What you need to know about the new Holidays Act

Hundreds of businesses were non-compliant because of previous legislation – will new changes fix the problem?

What you need to know about the new Holidays Act

The Holidays Act of 2003 has been a source of frustration for payroll departments all over New Zealand. The ambiguous wording of the Act led to a host of businesses having to make arrears payments that totalled millions of dollars. Ironically, even the Ministry of Business, Innovation, and Employment was caught up in the fiasco dubbed the Holiday Pay Crisis.

In 2018, a task force was put together to make recommendations on changing the act and the recommended changes were accepted in February, 2021. Though they are still subject to the parliamentary process, 2023 should see the largest overhaul of the Holidays Act in 20 years come into effect in Aotearoa.

The changes are largely meant to address the ambiguity that has led to non-compliance when calculating holiday entitlements.

Two years ago, when the government accepted the Holidays Act Taskforce’s recommendations, minister for workplace relations and safety Michael Wood told the media, “Changes to the Holidays Act are going to end a very long period of confusion, underpayments, and big settlements that have plagued the sector over the last 16 years.”

Alice Milne, an associate at Mactodd Lawyers, told HRD, “I think there is good intent and there are some things that are going to be clarified; for example, the definition of gross earnings including all payments made.”

“But if there continues to be ambiguity there will continue to be non-compliance.”

Catching up with the contemporary workplace

Milne explained that much of the non-compliance has been blamed on payroll software that is very rule-based and doesn’t necessarily reflect the reality of today’s working environment.

The world of work has changed. With flexible working practices, an employee’s shifts can change weekly or even daily, while payroll technology is generally marketed as an all-in-one, set-and-forget solution that doesn’t necessarily reflect todays working practices.

“There needs to be a level of understanding that calculations aren’t quite that simple,” she said. “HR managers need to understand the complexities of their payroll system and the actual functions and methods that system is set up to complete, and they need to be conscious that payroll systems need to be constantly monitored.”

“I think what has been done is somewhat of a patchwork solution and it's possible that more work could be done to reflect the flexibility in today's working arrangements,” said Milne.

4 major changes

Here are four major changes that HR teams need to watch as the new Act moves through parliament:

Calculating annual holiday payments: Previously, annual holiday payments were calculated by ordinary weekly pay or the average weekly earnings over the past 12 months. The proposed changes mean that annual holiday payments can also be paid at the average weekly earnings over the past 13 weeks.

Employees will be entitled to some types of leave sooner: In the Holidays Act 2003, accessing types of leave required employees to have worked for the employer for a period of time before they can use the leave. The new changes mean certain types of leave will be available to employees from the day they start their employment. This includes family violence leave, bereavement leave, and sick leave.

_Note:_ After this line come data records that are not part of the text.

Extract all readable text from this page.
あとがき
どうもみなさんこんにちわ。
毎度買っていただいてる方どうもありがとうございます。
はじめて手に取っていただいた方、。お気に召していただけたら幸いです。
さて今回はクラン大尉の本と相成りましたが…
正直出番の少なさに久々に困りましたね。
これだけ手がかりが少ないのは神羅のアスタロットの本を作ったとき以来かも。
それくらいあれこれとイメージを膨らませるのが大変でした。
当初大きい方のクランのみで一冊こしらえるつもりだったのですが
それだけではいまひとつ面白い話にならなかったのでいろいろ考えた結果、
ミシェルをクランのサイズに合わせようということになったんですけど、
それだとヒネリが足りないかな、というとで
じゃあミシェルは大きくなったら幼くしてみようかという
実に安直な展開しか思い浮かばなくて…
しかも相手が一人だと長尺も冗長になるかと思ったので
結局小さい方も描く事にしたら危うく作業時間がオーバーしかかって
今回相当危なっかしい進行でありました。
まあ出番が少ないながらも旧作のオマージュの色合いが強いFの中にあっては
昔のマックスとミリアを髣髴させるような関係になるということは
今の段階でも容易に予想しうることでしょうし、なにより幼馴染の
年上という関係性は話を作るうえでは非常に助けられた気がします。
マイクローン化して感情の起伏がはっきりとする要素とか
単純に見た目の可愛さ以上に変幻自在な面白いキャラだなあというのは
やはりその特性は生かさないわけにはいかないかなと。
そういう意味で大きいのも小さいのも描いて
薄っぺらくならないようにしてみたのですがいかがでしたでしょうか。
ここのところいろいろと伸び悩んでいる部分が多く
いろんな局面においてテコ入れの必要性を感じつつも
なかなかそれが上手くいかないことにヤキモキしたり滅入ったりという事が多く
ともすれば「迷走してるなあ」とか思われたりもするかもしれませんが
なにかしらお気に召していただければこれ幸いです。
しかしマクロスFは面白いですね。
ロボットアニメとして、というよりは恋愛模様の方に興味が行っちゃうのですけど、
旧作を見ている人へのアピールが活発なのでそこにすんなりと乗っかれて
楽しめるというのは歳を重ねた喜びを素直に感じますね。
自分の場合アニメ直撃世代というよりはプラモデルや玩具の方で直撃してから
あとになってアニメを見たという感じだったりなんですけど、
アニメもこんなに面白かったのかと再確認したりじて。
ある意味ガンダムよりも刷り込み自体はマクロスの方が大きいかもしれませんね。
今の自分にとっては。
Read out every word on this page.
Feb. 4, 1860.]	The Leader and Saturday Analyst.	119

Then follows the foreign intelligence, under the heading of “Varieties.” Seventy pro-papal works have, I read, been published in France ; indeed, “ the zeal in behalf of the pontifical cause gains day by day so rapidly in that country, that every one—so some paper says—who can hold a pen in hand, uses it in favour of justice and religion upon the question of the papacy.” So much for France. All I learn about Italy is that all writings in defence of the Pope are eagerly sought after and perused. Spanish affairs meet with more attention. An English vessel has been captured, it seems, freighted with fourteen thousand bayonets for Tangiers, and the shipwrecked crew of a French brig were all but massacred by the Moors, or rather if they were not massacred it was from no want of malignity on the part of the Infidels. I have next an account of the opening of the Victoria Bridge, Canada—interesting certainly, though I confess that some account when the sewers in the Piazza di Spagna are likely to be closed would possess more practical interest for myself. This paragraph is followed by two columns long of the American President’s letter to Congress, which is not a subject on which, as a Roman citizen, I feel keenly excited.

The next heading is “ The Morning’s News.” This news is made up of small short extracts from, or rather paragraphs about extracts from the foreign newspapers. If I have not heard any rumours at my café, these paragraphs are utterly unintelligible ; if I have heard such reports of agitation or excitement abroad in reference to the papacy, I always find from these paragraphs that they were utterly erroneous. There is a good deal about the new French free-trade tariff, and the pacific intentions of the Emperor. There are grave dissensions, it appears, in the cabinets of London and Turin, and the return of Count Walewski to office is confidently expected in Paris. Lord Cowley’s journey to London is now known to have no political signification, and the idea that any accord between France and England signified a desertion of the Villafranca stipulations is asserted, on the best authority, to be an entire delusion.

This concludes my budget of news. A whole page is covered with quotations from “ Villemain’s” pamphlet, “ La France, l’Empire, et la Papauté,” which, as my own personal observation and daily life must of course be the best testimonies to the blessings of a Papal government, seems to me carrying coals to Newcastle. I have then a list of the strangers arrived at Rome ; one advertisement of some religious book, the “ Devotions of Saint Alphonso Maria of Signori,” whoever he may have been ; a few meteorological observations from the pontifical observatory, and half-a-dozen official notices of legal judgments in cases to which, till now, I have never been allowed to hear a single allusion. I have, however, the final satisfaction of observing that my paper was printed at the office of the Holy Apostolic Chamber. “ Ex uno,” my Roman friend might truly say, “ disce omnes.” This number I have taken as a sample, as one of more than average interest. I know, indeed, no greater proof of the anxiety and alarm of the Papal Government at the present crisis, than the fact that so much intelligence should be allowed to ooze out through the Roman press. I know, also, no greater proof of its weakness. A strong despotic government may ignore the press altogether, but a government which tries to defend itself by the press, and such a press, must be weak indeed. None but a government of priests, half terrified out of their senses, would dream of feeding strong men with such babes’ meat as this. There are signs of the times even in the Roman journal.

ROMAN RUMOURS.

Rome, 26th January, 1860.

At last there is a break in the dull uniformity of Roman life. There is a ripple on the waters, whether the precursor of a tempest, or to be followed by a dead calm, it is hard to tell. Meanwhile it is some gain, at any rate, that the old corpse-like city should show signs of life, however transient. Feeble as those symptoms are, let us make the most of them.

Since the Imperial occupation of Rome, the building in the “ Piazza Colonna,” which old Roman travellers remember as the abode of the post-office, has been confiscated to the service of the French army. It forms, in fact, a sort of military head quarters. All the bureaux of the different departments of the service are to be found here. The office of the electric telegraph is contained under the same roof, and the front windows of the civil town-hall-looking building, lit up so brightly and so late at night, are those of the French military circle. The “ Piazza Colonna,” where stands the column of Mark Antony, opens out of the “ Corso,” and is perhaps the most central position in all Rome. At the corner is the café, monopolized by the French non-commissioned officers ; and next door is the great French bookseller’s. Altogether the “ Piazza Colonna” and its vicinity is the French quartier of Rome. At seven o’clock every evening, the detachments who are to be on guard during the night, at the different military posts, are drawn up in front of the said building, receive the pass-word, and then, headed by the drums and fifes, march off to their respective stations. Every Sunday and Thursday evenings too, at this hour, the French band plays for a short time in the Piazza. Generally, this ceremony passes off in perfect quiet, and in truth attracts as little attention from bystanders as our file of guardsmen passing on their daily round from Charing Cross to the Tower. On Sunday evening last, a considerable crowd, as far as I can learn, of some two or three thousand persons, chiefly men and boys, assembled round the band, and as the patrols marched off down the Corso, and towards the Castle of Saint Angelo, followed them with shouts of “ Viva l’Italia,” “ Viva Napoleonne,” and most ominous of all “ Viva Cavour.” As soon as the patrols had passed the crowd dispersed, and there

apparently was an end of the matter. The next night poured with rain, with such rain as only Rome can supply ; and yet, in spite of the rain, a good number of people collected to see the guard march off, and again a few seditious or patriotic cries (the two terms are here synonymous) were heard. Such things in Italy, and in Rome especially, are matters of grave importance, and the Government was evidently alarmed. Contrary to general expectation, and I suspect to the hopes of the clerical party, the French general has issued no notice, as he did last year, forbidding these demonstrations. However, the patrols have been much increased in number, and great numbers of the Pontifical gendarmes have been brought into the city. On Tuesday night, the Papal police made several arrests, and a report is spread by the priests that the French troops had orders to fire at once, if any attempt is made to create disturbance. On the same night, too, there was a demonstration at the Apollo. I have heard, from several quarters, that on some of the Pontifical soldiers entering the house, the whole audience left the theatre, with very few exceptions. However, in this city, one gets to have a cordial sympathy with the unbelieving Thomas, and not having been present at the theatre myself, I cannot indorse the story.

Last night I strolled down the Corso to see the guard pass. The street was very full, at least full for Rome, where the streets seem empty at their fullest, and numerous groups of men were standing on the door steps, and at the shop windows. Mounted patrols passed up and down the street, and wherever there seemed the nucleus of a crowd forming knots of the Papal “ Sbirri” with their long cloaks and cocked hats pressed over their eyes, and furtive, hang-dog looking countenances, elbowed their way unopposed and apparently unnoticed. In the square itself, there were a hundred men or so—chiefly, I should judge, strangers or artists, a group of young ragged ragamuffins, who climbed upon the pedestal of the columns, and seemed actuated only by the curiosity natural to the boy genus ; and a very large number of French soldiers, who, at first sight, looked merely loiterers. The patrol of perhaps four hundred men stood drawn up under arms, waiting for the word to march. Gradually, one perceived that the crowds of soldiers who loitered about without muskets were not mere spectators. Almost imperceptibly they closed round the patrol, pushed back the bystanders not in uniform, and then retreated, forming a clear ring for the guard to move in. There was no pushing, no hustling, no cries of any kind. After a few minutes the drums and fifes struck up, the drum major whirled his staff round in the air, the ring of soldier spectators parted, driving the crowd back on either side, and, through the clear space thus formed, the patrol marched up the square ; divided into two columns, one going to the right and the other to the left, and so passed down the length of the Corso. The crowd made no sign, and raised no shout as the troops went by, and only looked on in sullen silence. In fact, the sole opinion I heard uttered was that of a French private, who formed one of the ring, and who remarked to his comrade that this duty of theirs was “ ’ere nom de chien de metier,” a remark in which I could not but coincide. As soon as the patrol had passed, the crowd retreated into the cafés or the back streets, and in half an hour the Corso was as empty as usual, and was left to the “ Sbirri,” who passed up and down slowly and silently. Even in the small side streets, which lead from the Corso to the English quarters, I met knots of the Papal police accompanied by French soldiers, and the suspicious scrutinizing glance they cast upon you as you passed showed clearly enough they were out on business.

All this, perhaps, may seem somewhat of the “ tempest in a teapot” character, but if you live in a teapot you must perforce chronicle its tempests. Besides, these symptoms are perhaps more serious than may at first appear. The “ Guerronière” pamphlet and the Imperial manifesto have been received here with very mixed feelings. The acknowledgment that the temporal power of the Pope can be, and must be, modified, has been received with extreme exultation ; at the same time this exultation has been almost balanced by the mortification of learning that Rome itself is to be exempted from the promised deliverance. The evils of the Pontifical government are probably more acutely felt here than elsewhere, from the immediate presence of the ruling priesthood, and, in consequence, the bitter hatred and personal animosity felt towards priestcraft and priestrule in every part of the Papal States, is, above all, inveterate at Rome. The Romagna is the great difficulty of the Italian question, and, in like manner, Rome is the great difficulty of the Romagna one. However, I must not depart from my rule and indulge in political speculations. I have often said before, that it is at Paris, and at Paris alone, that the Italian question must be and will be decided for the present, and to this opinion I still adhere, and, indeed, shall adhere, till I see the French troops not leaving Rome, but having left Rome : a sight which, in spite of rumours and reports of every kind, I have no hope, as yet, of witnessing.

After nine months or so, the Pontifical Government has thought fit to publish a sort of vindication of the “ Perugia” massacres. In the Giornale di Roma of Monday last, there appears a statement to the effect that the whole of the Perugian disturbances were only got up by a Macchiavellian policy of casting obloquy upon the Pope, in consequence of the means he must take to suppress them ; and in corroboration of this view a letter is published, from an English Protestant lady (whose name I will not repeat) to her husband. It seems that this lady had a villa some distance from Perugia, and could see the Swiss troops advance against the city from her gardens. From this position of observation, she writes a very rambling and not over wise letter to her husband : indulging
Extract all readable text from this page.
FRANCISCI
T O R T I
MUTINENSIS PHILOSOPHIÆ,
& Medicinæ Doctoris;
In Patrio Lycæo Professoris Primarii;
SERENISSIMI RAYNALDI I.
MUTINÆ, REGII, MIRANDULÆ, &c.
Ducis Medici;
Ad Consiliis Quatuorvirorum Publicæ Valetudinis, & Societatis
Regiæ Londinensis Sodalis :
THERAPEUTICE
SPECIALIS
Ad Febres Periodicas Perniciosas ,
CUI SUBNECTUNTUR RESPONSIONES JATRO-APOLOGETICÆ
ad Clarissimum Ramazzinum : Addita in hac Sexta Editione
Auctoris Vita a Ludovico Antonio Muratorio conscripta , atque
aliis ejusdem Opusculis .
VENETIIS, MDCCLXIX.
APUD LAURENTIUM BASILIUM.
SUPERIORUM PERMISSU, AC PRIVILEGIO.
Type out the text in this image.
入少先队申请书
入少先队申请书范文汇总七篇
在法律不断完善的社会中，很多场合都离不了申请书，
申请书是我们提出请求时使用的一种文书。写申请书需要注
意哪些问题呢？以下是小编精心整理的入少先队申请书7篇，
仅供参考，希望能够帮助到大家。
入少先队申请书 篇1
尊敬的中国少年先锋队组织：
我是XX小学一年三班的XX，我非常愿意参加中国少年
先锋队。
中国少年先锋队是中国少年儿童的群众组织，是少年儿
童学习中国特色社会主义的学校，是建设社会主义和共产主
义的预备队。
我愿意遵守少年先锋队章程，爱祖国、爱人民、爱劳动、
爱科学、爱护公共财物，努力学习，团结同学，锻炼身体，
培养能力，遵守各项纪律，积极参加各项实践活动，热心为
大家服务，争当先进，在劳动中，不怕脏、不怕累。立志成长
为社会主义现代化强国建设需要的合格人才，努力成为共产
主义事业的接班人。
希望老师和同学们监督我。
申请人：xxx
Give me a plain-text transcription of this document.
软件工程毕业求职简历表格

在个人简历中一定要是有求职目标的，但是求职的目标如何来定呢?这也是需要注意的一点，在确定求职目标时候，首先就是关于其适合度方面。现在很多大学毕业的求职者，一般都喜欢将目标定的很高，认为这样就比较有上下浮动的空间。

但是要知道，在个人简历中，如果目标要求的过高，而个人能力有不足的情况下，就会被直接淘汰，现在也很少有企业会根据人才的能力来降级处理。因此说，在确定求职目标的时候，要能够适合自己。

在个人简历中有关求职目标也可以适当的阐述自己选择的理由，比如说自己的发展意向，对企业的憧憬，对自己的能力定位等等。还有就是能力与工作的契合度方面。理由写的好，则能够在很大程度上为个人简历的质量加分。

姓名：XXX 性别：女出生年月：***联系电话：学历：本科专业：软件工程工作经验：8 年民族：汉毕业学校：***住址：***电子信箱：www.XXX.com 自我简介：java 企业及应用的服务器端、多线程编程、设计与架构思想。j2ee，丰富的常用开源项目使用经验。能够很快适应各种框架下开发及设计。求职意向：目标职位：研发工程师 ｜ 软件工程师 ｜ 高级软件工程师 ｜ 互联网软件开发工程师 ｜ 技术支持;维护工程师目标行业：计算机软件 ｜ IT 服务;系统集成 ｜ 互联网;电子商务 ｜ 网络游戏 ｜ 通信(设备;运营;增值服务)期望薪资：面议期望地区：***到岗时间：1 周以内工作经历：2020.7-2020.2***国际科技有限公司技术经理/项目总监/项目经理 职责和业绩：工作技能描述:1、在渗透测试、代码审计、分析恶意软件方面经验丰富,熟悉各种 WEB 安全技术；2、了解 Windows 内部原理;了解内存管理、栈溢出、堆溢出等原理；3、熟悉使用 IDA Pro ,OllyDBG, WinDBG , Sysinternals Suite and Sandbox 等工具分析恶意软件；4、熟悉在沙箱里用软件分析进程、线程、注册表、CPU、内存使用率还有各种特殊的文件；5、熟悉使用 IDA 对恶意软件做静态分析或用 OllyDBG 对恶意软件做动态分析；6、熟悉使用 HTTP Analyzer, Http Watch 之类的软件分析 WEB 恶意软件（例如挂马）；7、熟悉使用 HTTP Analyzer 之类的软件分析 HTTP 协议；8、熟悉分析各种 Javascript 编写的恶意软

Pay-as-you-go details clarified: The way pay-as-you-go applies to intermittent or irregular work has been clarified. The new Holidays Act means employers will no longer be able to pay pay-as-you-go employees on a fixed-term contract of less than 12 months.

Parental leave will no longer affect annual leave pay after an employee returns to work: The parental leave override has been scrapped. Under the proposed changes the override will be done away with and returning employees will be paid the full rate for annual leave.